Il gruppo Hera e nove organizzazioni sindacali hanno sottoscritto il nuovo protocollo appalti, un modello che punta a diventare riferimento nazionale per la tutela del lavoro e la responsabilità delle filiere.

L'intesa arriva a dieci anni dal primo protocollo, siglato nel 2016, che aveva anticipato regole poi recepite dal Codice degli Appalti.

Il nuovo accordo regola oltre 4 miliardi di forniture fino al 2029, coprendo servizi e lavori in ambito energia, ciclo idrico integrato e ambiente. Coinvolge più di 1.800 imprese dell'indotto e circa 4.400 contratti ogni anno.

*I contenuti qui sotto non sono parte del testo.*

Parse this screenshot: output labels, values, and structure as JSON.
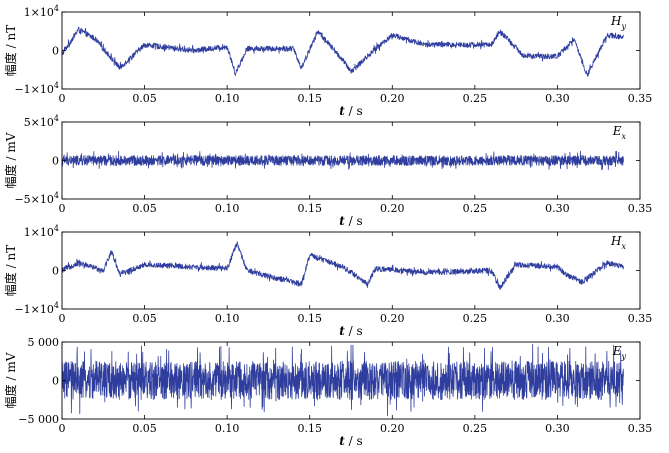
{
  "chart_data": [
    {
      "type": "line",
      "series": [
        {
          "name": "H_y",
          "label_main": "H",
          "label_sub": "y",
          "color": "#2f3e9e",
          "shape": [
            [
              0,
              -0.1
            ],
            [
              0.01,
              0.55
            ],
            [
              0.02,
              0.3
            ],
            [
              0.03,
              -0.2
            ],
            [
              0.035,
              -0.45
            ],
            [
              0.05,
              0.15
            ],
            [
              0.08,
              0.0
            ],
            [
              0.1,
              0.1
            ],
            [
              0.105,
              -0.6
            ],
            [
              0.112,
              0.05
            ],
            [
              0.14,
              0.05
            ],
            [
              0.145,
              -0.45
            ],
            [
              0.155,
              0.5
            ],
            [
              0.17,
              -0.25
            ],
            [
              0.175,
              -0.55
            ],
            [
              0.19,
              0.05
            ],
            [
              0.2,
              0.4
            ],
            [
              0.22,
              0.15
            ],
            [
              0.26,
              0.15
            ],
            [
              0.265,
              0.5
            ],
            [
              0.28,
              -0.15
            ],
            [
              0.3,
              -0.15
            ],
            [
              0.31,
              0.3
            ],
            [
              0.318,
              -0.65
            ],
            [
              0.33,
              0.4
            ],
            [
              0.34,
              0.35
            ]
          ],
          "noise": 0.07,
          "points": 2000
        }
      ],
      "xlim": [
        0,
        0.35
      ],
      "xticks": [
        "0",
        "0.05",
        "0.10",
        "0.15",
        "0.20",
        "0.25",
        "0.30",
        "0.35"
      ],
      "ylim": [
        -1,
        1
      ],
      "yticks": [
        "−1×10",
        "0",
        "1×10"
      ],
      "ytick_exp": "4",
      "ylabel": "幅度 / nT",
      "xlabel_main": "t",
      "xlabel_unit": " / s"
    },
    {
      "type": "line",
      "series": [
        {
          "name": "E_x",
          "label_main": "E",
          "label_sub": "x",
          "color": "#2f3e9e",
          "shape": [
            [
              0,
              0
            ],
            [
              0.34,
              0
            ]
          ],
          "noise": 0.13,
          "points": 2400
        }
      ],
      "xlim": [
        0,
        0.35
      ],
      "xticks": [
        "0",
        "0.05",
        "0.10",
        "0.15",
        "0.20",
        "0.25",
        "0.30",
        "0.35"
      ],
      "ylim": [
        -5,
        5
      ],
      "yticks": [
        "−5×10",
        "0",
        "5×10"
      ],
      "ytick_exp": "4",
      "ylabel": "幅度 / mV",
      "xlabel_main": "t",
      "xlabel_unit": " / s"
    },
    {
      "type": "line",
      "series": [
        {
          "name": "H_x",
          "label_main": "H",
          "label_sub": "x",
          "color": "#2f3e9e",
          "shape": [
            [
              0,
              0.0
            ],
            [
              0.01,
              0.2
            ],
            [
              0.025,
              0.0
            ],
            [
              0.03,
              0.5
            ],
            [
              0.035,
              -0.1
            ],
            [
              0.05,
              0.15
            ],
            [
              0.1,
              0.05
            ],
            [
              0.106,
              0.7
            ],
            [
              0.112,
              0.0
            ],
            [
              0.13,
              -0.2
            ],
            [
              0.145,
              -0.35
            ],
            [
              0.15,
              0.4
            ],
            [
              0.17,
              0.1
            ],
            [
              0.18,
              -0.2
            ],
            [
              0.185,
              -0.35
            ],
            [
              0.19,
              0.05
            ],
            [
              0.22,
              -0.05
            ],
            [
              0.26,
              0.0
            ],
            [
              0.265,
              -0.45
            ],
            [
              0.275,
              0.15
            ],
            [
              0.3,
              0.1
            ],
            [
              0.305,
              -0.1
            ],
            [
              0.315,
              -0.3
            ],
            [
              0.33,
              0.2
            ],
            [
              0.34,
              0.1
            ]
          ],
          "noise": 0.07,
          "points": 2000
        }
      ],
      "xlim": [
        0,
        0.35
      ],
      "xticks": [
        "0",
        "0.05",
        "0.10",
        "0.15",
        "0.20",
        "0.25",
        "0.30",
        "0.35"
      ],
      "ylim": [
        -1,
        1
      ],
      "yticks": [
        "−1×10",
        "0",
        "1×10"
      ],
      "ytick_exp": "4",
      "ylabel": "幅度 / nT",
      "xlabel_main": "t",
      "xlabel_unit": " / s"
    },
    {
      "type": "line",
      "series": [
        {
          "name": "E_y",
          "label_main": "E",
          "label_sub": "y",
          "color": "#2f3e9e",
          "shape": [
            [
              0,
              0
            ],
            [
              0.34,
              0
            ]
          ],
          "noise": 0.5,
          "points": 2400
        }
      ],
      "xlim": [
        0,
        0.35
      ],
      "xticks": [
        "0",
        "0.05",
        "0.10",
        "0.15",
        "0.20",
        "0.25",
        "0.30",
        "0.35"
      ],
      "ylim": [
        -5000,
        5000
      ],
      "yticks": [
        "−5 000",
        "0",
        "5 000"
      ],
      "ytick_exp": "",
      "ylabel": "幅度 / mV",
      "xlabel_main": "t",
      "xlabel_unit": " / s"
    }
  ]
}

Tra i punti principali: rafforzamento delle clausole sociali, con salvaguardia occupazionale anche in caso di cambio appalto, applicazione vincolante dei contratti collettivi nazionali di lavoro di settore per contrastare dumping contrattuale e salariale, esclusione dei ribassi sui costi di manodopera e sicurezza, e verifiche più stringenti su formazione e correttezza retributiva.

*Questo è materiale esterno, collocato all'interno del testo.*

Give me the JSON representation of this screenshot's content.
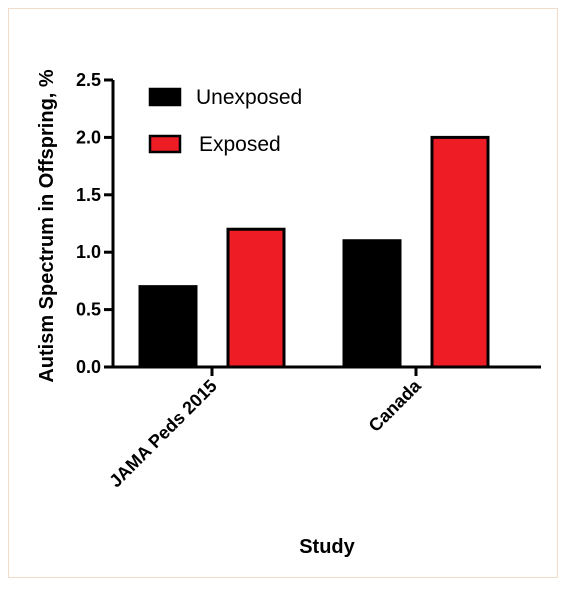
{
  "chart_data": {
    "type": "bar",
    "title": "",
    "xlabel": "Study",
    "ylabel": "Autism  Spectrum in Offspring, %",
    "categories": [
      "JAMA Peds 2015",
      "Canada"
    ],
    "series": [
      {
        "name": "Unexposed",
        "values": [
          0.7,
          1.1
        ],
        "color": "#000000"
      },
      {
        "name": "Exposed",
        "values": [
          1.2,
          2.0
        ],
        "color": "#ee1c25"
      }
    ],
    "ylim": [
      0,
      2.5
    ],
    "yticks": [
      "0.0",
      "0.5",
      "1.0",
      "1.5",
      "2.0",
      "2.5"
    ],
    "grid": false,
    "legend_position": "top-left"
  }
}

Sul fronte dei controlli, il sistema di qualificazione delle imprese viene potenziato con checklist digitali e un vendor rating capace di monitorare performance e criticità in tempo reale. Sono previsti oltre 2.500 controlli l'anno, che hanno già contribuito a ridurre del 30% gli infortuni in tre anni. Vietati i subappalti a cascata e quelli su attività a rischio, mentre il limite massimo per i subaffidamenti resta al 10%.